Question

A comet passes Earth over its equator. Pictures are taken of it from Earth's north and south poles simultaneously. In these pictures, the position of the asteroid differs by 0.05°. How far away was the asteroid from Earth when the pictures were taken?

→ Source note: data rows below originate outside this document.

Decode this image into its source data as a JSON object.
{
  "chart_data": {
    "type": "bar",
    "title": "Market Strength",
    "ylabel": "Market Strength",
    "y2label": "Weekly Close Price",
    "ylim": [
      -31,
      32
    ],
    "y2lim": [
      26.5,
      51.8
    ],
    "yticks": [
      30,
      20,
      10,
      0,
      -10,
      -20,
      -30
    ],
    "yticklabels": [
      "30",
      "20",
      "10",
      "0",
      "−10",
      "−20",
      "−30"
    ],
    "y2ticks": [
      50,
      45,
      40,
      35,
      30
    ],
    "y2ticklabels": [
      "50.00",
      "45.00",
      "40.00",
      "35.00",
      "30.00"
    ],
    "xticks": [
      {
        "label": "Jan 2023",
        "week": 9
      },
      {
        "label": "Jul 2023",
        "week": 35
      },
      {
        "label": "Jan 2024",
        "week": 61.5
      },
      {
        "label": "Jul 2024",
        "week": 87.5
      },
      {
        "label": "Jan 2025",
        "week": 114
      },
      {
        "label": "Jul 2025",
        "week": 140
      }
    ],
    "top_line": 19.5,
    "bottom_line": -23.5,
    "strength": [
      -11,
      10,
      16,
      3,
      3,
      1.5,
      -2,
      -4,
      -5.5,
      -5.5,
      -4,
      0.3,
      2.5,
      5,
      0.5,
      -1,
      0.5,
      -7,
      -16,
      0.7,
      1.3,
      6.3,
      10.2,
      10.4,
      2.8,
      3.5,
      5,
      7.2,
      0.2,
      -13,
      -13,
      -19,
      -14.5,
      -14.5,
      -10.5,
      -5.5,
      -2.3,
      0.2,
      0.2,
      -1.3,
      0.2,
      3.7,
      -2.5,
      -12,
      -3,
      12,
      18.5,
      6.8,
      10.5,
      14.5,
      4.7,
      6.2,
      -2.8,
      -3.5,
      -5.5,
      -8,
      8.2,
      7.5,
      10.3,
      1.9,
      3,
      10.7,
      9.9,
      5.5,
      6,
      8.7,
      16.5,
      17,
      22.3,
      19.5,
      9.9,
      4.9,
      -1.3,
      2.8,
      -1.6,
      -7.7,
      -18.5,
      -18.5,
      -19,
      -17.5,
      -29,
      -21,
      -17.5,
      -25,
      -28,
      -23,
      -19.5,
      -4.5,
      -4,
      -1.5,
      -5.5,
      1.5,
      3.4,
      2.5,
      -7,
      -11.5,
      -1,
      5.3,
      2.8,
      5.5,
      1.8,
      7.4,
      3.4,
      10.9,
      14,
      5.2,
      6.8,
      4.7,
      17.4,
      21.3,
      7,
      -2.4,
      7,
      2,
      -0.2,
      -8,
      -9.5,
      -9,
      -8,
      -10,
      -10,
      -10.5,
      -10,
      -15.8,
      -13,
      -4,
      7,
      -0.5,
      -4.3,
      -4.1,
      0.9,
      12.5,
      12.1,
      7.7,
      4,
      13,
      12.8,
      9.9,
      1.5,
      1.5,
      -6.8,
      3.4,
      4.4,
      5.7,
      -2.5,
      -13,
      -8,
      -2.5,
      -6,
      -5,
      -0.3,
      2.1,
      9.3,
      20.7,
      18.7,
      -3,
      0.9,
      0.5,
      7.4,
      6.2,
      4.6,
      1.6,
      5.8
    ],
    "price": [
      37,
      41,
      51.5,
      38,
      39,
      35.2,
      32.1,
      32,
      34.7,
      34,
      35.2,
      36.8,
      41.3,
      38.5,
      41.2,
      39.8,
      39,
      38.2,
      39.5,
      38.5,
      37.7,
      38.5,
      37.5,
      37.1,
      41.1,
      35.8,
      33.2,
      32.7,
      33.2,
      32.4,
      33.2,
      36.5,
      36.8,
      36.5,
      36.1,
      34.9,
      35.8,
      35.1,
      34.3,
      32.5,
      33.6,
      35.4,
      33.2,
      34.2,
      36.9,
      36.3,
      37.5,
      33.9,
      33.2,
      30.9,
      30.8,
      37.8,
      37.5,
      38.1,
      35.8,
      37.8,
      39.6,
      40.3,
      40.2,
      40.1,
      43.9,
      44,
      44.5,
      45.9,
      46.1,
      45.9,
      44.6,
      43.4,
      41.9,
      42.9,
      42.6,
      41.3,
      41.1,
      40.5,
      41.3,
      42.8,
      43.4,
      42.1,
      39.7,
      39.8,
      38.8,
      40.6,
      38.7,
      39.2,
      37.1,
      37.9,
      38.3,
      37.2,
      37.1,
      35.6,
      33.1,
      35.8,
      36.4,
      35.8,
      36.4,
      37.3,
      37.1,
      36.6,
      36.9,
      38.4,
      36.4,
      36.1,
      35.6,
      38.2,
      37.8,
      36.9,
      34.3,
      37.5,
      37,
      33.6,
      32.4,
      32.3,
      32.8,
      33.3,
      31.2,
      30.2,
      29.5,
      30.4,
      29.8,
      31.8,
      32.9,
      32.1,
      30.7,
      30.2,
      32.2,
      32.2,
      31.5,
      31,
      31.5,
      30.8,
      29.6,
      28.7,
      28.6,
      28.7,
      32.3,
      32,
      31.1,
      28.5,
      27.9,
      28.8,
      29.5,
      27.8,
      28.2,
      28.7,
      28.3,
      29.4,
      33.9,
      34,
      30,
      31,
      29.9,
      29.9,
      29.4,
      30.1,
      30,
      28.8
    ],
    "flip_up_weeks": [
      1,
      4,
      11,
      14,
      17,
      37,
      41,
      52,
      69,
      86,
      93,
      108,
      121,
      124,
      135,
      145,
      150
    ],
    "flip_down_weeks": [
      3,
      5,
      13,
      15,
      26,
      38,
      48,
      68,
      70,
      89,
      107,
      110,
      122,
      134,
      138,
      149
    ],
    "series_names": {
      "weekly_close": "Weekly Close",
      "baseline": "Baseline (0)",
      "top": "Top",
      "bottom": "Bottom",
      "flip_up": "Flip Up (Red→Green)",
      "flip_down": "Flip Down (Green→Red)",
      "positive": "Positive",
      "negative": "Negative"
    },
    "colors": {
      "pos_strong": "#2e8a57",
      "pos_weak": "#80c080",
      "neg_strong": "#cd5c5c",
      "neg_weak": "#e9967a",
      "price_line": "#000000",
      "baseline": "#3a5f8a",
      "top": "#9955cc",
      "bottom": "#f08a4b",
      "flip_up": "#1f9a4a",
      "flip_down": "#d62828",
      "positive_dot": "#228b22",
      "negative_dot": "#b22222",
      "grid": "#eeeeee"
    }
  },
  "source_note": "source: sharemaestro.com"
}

A. 0.00087 Earth diameters

B. 1,100 Earth diameters

C. 45,000 Earth diameters

D. 4,100,000 Earth diameters

Answer 1

Option B. 1,100 Earth diameters

Solution:

Angular position of steroid,
`\theta = 0.05^(\circ) = 8.726* 10^(-4) radians` (given)

To calculate the distance of asteroid, we use parallax method given as:

`\theta = (arc length(l))/(radius(R))` (1)

where,

From the relation:

l =
`\theta * R`

we get:

distance(d) or R =
`(Earth diameter)/(\theta)`

distance(d) or R =
`(2* radius of earth)/(\theta)`

d =
`(2* 6350000)/(8.726* 10^(-4))`

distance, d =
`1.455* 10^(10) m`

Comparing it with Earth's diameter:

d =
`(1.455* 10^(10))/(2* 6350000) = 1,146`

Since, the value is close to 1,100 Earth diameters, therefore, option B is the right answer.